Jim Post on Toxic Politics and a Bank Too Good to Survive

in Markets, Public Policy & Law, Social Impact
October 26th, 2011

Jim PostFor their recent piece in Stanford Social Innovation Review, “Too Good to Fail,” James Post and Fiona Wilson write about the strange case of ShoreBank Corporation, which was shuttered in 2010 for essentially being, they argue, not enough of a big, bad bank to save.

Post is the John F. Smith, Jr. Professor in Management at Boston University School of Management, recent recipient of the Faculty Pioneer for Lifetime Achievement Award from the Aspen Institute, and a widely cited scholar on management and ethics. He and Wilson write,

“On Aug. 20, 2010, the Illinois Department of Financial & Professional Regulation closed ShoreBank, the nation’s first and leading community bank, and appointed the Federal Deposit Insurance Corporation (FDIC) as receiver. The closure was not unexpected. Reports of the bank’s problems—and a potential rescue—had been circulating for months. But the closure brought to a bitter end an iconic example of progressive social enterprise.”

Post and Wilson note the leadership of ShoreBank Corporation throughout its 37 years of existence in the field of social enterprise, citing the following:

  • ShoreBank’s for-profit bank subsidiary was the largest certified Community Development Financial Institution (CDFI) in the nation.
  • It made $4.1 billion in mission investments and financed more than 59,000 units of affordable housing.
  • In 2008, ShoreBank had more than $2.4 billion in assets and earned more than $4.2 million in net income.
  • The organization’s national and international influence ranged from inspiring a national movement of community development financial institutions, shaping federal community investment legislation, and serving as a role model for dozens of progressive banks in the US, as well as managing social and economic development projects in over 60 countries.

Doomed by Washington’s Toxicity?

So, the authors ask, “Why did ShoreBank fail? What lessons can the social enterprise community learn from its record of success? And what can be learned from its closure?”
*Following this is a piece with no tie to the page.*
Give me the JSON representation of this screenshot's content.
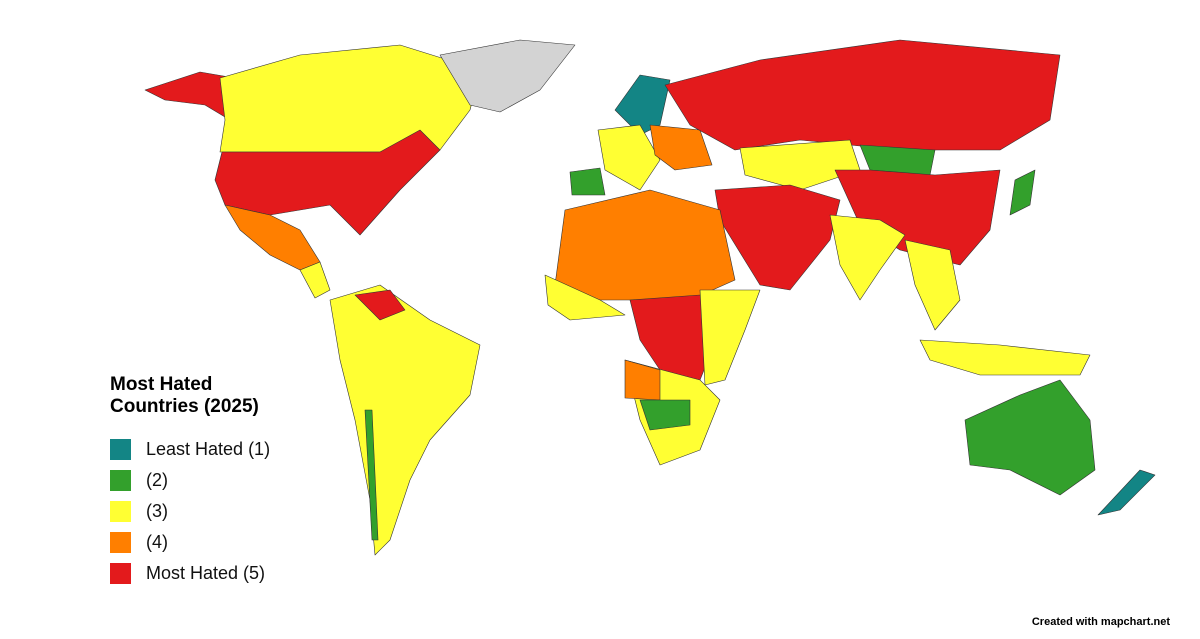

They argue that, at base, ShoreBank was doomed, at least in part, because of the “toxic politics of Washington today.” For one, the organization suffered by the very fact that it, unlike many Wall Street giants, was not considered “too big to fail.” “Had it been much larger,” they write, “the federal government might have saved it from collapse. But the federal government was not concerned about smaller banks or banks that were socially beneficial, in other words, “too good to fail.”

Moreover, Republican lawmakers, Post and Wilson write, suspicious of their Democratic counterparts’ interest in saving ShoreBank, lead them to reject a bailout for the organization after the financial meltdown in Chicago and beyond threatened its existence.

Lessons from Beyond Politics

“Beyond this lesson in toxic politics, there are several big-picture lessons to be gleaned from the closing of ShoreBank,” the authors write.  Some of these include:

  • Balance Social Mission with Financial Realities: “An organization’s social mission must be balanced with financial realities. A social mission should serve as a powerful incentive to strengthen an organization’s operating systems from the harsh consequences of the economy, competition, or a hostile environment.”
  • Ensure Resources Match Achievement Goals: “ShoreBank also provides a cautionary lesson about new organizational models and resource limitations. There was genius in the idea of using a bank holding company to own and operate for-profit and nonprofit entities focused on the same social mission….At the same time, legitimate questions remain about whether the resources of the holding company were sufficient for the breadth of its activities.”